Em suma, foram essas e outras coisas que me fazem pensar como eu penso, acreditar no que acredito. Eu, Mariana, carrego em minha essência o que é ser humana e celebrar minha humanidade com as escolhas que fiz nesse breve percurso da existência. Como brasileira, meu orgulho é de carregar a diversidade no sangue e ter o respeito no coração. Entendo que isso que passei e descrevi não chega perto de provações muito maiores que muitas pessoas já passaram na vida com a minha idade e chegaram a essas conclusões sobre a sociedade que vivemos. Contudo, penso que de alguma forma as conclusões que tirei com esses episódios fazem parte de uma trama muito maior, envolvendo pessoas de histórias muito diferentes, uma trama de batalhas que travamos a cada dia, cada um de uma maneira diferente.

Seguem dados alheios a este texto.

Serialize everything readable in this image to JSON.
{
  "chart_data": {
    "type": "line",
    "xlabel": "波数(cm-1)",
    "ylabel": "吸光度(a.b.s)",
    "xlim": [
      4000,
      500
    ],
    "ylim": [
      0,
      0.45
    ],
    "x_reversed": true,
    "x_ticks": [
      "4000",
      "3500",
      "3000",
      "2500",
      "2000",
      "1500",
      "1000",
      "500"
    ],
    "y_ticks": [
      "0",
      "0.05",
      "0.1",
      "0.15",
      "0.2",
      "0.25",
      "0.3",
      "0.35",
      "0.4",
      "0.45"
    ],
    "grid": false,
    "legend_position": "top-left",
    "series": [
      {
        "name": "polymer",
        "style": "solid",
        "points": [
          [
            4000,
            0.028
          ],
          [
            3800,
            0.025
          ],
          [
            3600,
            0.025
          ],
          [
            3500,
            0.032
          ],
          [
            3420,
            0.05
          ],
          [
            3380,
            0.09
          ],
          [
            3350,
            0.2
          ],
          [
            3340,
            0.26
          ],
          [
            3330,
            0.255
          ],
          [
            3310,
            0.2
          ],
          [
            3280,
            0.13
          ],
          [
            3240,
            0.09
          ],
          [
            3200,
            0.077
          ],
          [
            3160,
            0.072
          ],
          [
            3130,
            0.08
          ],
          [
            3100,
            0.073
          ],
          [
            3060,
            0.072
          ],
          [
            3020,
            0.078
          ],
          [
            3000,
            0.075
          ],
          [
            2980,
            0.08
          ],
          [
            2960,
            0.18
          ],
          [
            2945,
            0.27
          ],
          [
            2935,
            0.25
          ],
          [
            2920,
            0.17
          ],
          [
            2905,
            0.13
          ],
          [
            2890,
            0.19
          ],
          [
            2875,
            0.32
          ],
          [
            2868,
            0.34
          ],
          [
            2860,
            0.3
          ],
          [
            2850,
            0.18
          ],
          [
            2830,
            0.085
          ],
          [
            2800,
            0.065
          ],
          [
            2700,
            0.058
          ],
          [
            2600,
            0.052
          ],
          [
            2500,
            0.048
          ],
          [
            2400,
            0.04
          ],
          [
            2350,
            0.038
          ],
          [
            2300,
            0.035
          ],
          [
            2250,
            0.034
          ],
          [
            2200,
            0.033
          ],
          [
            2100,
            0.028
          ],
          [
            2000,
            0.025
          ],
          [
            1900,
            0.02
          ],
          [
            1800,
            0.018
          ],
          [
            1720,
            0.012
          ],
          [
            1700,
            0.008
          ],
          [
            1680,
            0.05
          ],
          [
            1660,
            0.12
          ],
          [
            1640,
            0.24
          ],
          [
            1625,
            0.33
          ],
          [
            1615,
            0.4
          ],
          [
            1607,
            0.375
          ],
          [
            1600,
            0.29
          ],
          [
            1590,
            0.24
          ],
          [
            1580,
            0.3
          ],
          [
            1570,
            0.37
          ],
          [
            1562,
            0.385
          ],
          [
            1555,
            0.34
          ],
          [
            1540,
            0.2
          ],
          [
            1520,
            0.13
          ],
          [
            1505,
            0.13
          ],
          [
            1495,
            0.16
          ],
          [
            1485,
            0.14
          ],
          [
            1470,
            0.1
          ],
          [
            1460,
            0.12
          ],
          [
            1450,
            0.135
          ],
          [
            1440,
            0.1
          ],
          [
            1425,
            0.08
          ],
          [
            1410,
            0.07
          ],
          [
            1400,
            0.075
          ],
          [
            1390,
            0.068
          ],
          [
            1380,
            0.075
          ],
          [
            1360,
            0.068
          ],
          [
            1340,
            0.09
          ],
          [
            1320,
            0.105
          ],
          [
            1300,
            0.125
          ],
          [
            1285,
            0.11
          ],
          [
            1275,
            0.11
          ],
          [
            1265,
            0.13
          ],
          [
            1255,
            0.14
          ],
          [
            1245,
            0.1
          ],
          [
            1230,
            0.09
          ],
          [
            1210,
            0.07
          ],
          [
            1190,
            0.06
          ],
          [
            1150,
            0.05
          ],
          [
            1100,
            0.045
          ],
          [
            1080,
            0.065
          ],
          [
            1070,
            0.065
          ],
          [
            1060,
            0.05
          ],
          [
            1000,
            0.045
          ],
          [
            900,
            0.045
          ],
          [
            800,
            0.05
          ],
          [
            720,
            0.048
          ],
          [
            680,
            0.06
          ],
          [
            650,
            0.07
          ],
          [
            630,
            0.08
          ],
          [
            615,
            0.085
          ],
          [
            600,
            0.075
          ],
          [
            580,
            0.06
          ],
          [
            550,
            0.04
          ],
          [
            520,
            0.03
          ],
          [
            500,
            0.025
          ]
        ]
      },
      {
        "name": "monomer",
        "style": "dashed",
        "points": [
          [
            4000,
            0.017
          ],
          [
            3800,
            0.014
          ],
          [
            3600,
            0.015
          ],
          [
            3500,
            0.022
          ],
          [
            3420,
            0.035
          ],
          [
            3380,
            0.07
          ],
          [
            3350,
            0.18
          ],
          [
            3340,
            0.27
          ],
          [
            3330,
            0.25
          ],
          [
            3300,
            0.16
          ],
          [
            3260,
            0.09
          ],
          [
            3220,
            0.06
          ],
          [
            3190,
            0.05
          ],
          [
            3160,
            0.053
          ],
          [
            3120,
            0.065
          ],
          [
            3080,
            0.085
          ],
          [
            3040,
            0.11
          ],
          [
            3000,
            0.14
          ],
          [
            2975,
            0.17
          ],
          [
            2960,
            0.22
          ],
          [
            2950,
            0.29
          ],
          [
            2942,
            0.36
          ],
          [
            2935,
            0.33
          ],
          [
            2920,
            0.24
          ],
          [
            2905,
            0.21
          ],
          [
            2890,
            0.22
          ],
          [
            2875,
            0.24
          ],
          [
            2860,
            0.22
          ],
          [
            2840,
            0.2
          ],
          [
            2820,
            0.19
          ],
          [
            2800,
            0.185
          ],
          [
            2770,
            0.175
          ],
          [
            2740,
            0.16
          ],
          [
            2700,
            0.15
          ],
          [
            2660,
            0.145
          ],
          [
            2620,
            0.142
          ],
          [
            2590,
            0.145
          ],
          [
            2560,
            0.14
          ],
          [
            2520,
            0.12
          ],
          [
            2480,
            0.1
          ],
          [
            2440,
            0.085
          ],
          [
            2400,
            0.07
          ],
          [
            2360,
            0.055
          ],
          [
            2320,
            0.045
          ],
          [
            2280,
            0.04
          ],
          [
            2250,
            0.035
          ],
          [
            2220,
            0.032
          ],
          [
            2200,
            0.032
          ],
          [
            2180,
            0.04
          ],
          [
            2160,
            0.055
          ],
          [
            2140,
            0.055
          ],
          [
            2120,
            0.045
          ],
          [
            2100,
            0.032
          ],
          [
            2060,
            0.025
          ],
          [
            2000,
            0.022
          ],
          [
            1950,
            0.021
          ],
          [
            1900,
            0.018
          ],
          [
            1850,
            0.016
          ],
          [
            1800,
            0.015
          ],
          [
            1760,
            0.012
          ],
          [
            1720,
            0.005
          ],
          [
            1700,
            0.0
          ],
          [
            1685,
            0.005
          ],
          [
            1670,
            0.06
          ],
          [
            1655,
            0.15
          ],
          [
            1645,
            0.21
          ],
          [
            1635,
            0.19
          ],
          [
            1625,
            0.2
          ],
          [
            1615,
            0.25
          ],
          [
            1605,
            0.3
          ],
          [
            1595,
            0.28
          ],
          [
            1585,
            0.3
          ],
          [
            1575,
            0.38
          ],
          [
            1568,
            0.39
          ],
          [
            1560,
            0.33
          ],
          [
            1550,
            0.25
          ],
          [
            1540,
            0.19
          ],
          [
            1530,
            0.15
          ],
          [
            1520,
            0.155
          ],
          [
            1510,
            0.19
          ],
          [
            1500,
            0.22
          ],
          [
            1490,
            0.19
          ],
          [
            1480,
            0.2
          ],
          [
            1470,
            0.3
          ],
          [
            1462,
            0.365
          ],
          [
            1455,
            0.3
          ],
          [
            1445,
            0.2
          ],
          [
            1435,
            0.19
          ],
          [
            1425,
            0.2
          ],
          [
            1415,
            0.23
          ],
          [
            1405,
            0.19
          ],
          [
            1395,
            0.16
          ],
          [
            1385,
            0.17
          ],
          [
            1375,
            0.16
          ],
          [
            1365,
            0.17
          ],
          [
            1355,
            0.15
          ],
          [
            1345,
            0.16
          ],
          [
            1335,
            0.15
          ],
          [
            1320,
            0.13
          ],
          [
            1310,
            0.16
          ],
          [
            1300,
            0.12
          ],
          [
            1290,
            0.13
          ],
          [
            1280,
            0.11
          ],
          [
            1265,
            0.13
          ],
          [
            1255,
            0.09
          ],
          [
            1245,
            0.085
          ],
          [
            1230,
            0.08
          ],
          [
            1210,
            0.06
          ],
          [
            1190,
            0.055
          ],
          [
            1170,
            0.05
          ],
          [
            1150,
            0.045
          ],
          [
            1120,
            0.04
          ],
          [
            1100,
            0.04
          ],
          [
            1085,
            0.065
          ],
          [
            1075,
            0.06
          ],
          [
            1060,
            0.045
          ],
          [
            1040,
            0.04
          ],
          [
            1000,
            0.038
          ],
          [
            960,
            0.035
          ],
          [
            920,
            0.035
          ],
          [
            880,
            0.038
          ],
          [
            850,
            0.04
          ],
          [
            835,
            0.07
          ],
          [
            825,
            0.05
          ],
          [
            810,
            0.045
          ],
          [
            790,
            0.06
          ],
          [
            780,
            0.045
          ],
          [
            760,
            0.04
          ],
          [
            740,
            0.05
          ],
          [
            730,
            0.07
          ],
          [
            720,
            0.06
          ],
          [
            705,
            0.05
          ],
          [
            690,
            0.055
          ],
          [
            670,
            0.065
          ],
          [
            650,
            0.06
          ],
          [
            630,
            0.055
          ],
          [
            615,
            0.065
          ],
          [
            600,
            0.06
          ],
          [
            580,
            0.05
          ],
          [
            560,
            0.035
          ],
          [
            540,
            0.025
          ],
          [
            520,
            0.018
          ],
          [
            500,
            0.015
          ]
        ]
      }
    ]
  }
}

Escrevo sobre futebol porque é uma escrita honesta e sincera, que dialoga com quem sou hoje. O futebol é o espelho da sociedade e assim será por muito tempo. Está nos pés da molecada, nos muros da Copa do Mundo, no chocolate Leônidas da Silva, digo, Diamante Negro que consumimos contentes. Despeço-me enfatizando que essas são algumas das experiências que vivi com o futebol. Quando visto a camisa do meu time, não estou apenas carregando o emblema do clube, mas estou vestindo todas as experiências que vivi e que me fizeram ser o que eu sou hoje.

Muitos anos de vida ao meu Tricolor, que sua inspiração ultrapasse sempre os limites do Morumbi!